La resurrección de Jesucristo en su carne mortal es el acontecimiento más importante de la historia, y el centro de la fe de toda la cristiandad. Dice san Pablo: «Si Cristo no resucitó, vana sería nuestra fe» (1 Corintios 15, 14). De tal manera que el mensaje salvifico, el llamado “kérygma apostólico”, sin esta muerte y resurrección, sería pura palabrería, pregón vano y vacío, carente de sentido, el lenguaje de Ia sinrazón.

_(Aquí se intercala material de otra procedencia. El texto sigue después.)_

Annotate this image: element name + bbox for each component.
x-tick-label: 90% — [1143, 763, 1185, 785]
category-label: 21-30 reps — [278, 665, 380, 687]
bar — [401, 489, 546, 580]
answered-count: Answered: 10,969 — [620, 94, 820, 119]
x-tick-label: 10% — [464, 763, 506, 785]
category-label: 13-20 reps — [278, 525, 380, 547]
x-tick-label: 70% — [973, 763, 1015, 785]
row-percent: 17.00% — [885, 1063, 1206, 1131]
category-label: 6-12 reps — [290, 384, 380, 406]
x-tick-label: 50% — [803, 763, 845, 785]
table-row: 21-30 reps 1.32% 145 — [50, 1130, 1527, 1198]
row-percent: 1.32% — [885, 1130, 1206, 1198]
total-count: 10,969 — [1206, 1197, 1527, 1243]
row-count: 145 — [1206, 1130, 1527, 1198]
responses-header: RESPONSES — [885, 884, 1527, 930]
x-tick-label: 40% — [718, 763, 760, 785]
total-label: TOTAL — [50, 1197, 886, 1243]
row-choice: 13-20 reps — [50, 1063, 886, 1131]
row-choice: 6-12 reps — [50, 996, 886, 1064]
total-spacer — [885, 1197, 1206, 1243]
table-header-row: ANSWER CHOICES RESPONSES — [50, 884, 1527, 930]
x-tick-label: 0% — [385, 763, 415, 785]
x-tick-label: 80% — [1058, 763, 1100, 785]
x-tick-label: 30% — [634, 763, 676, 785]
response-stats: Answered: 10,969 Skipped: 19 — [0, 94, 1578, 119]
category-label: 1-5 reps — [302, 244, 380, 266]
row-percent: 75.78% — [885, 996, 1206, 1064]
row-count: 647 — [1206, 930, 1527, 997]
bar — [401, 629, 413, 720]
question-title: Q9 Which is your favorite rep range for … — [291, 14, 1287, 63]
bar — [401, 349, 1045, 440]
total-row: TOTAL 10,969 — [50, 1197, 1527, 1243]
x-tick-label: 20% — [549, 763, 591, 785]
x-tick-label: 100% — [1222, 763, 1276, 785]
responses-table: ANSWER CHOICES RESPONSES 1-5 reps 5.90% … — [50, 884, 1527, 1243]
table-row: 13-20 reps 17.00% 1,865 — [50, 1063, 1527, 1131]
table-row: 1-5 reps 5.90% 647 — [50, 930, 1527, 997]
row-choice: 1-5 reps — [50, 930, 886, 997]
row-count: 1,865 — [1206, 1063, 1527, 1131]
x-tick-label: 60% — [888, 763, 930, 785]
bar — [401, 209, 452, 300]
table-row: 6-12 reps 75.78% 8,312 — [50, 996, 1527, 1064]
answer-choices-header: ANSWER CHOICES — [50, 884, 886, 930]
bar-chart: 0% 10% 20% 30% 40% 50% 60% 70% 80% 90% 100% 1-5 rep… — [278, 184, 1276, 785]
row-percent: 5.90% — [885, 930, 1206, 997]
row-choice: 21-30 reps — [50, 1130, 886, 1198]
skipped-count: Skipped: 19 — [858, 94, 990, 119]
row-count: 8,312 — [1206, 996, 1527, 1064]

Por lo cual les digo a todos lo que predicamos el Kerigma, que si nuestra motivación nos es ser testigos del Resucitado, sólo hemos dado una bonita plática que ha hecho llorar pero no hemos tocado los corazones de aquellos que han de tocar con sus almas la muerte temporal de Jesús y la dicha de verse unidos en el triunfo de su resurrección :dejándose tocar sus almas por el Resucitado, como lo hizo san Ignacio de Antioquia, hasta dar su propia vida.

La moderna idionsincracia, poco amiga de las cosas de Dios y de lo sobrenatural, es para quienes creemos en Cristo un desafío a la fe copiada, repetida e imitada para ser una fe educada y formada para ser compartida y participativa, y subrayo participativa porque el final del credo es lo que confesamos y cito el número 1002  del catecismo de la Iglesia Católica, que dice: “Si es verdad que Cristo nos resucitará en “el último día”, también lo es, en cierto modo, que nosotros ya hemos resucitado con Cristo. En efecto, gracias al Espíritu Santo, la vida cristiana en la tierra es, desde ahora, una participación en la muerte y en la Resurrección de Cristo”. En la resurrección de Cristo está intrínsecamente implicada nuestra resurreción, puesto que resucitarán todas las personas que han muerto: “los que hayan hecho el bien resucitarán para la vida, y los que hayan hecho el mal, para la condenación” (Juan 5, 29; cf. Daniel 12, 2).